Andrew Ntshabele depicts characters that he observes on the streets of Johannesburg as a reflection of the negative physical, socio-economic, and political changes of the post-apartheid city of Johannesburg. Selectively choosing newspaper backgrounds with pertinent headlines, he paints over them with the resulting pressure and strain on citizens who live and work in a polluted city. Photographing and meeting his subjects around the city prompted him to investigate these difficulties in order to understand the root causes of the degradation of the city center.
After the Covid-19 pandemic hit, Andrew Ntshabele would like viewers to confront his art from a new perspective and try to find happiness in these difficult times.
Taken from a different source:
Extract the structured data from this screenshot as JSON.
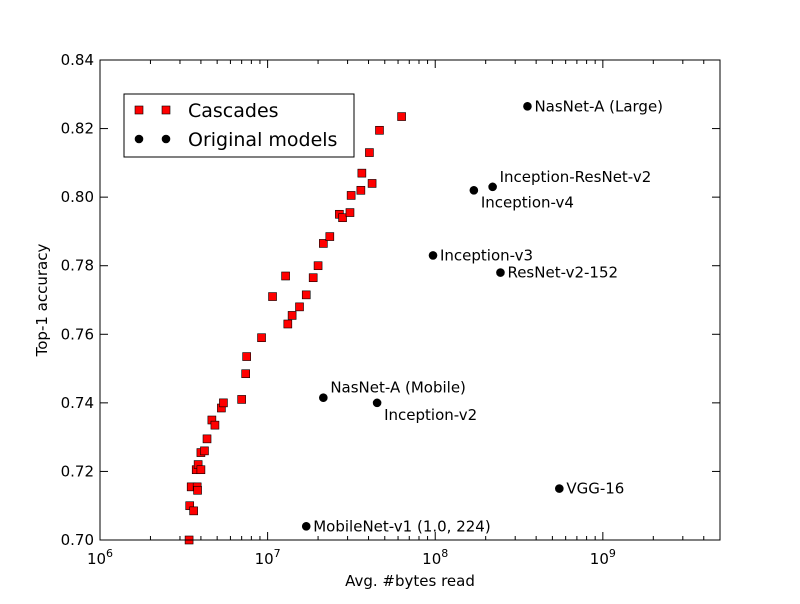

Within some of his recent work, more joyful feelings are present. For this new series, he explores both medium and large supports using newspaper articles about Covid-19.
Born in 1986 in a small town in South Africa, he studied at the University of Art in Johannesburg and graduated in 2013 with a major in painting. Since then, he has been living and working in Johannesburg.
"I believe and know that the old world as we know it is a thing of the past...we are entering a digital age and now more than ever it is important to preserve history and document it. I am fascinated and excited to do this through my art."
- Andrew Ntshabele
"Joël Person was born in 1962 in Abidjan, Ivory Coast and he currently lives and works in Paris. After graduating from the École nationale supérieure des Beaux-Arts de Paris, he devoted himself to portraiture before focusing drawing horses and erotic poses. He combines the classical purity of the line with a rare intensity of expression in his paintings and drawings. Person knows the traps of virtuosity. He looks for the moment where a nervous influx or spurt of life might change the careful framework of a figure.
Since his childhood he has been fascinated by horses whose physical structure he finds to be saturated with energy. He is equally captivated by the human figure. Eluding his own figurative technique, he looks for a breaking point in the static ritual of the pose. The moment a model rears up and flees elsewhere, he captures it with a contraction of the forehead, a twisting of the shoulder, a tilt of the face; Person maintains an illusion of realism. The intense life within his portraits is not born from the expressionist style, but rather from an anxious tension. It emerges from the artist’s confrontation between the “self” with others; a sudden surge towards freedom, a raw solitude which suddenly and briefly arises between the surface of the body, and the tension of the nervous system."
— Philippe Garnier, Les Cahiers Dessinés #9
The artist has had several solo and group exhibitions in France and China, and many institutions have taken an interest in his universe. He has participated in residencies throughout the world that testify to his international career (China, several times, Bosnia-Herzegovina, Ireland, Slovenia...). His work is a part of many private collections and is present in several important collections, notably within the collection at Hermès; his drawings and paintings are exhibited in their boutiques around the world (Paris, Milan, Istanbul, Tokyo, Shanghai, Dubai and Las Vegas...). Person has also taught drawing at the Prép’Art and Atelier Hourdé. His drawing Confinement has been acquired by the musée Jenisch in Vevey, Switzerland and his first book Et il n'est plus de place alors pour la peur will be published in September by Cahiers Dessinés.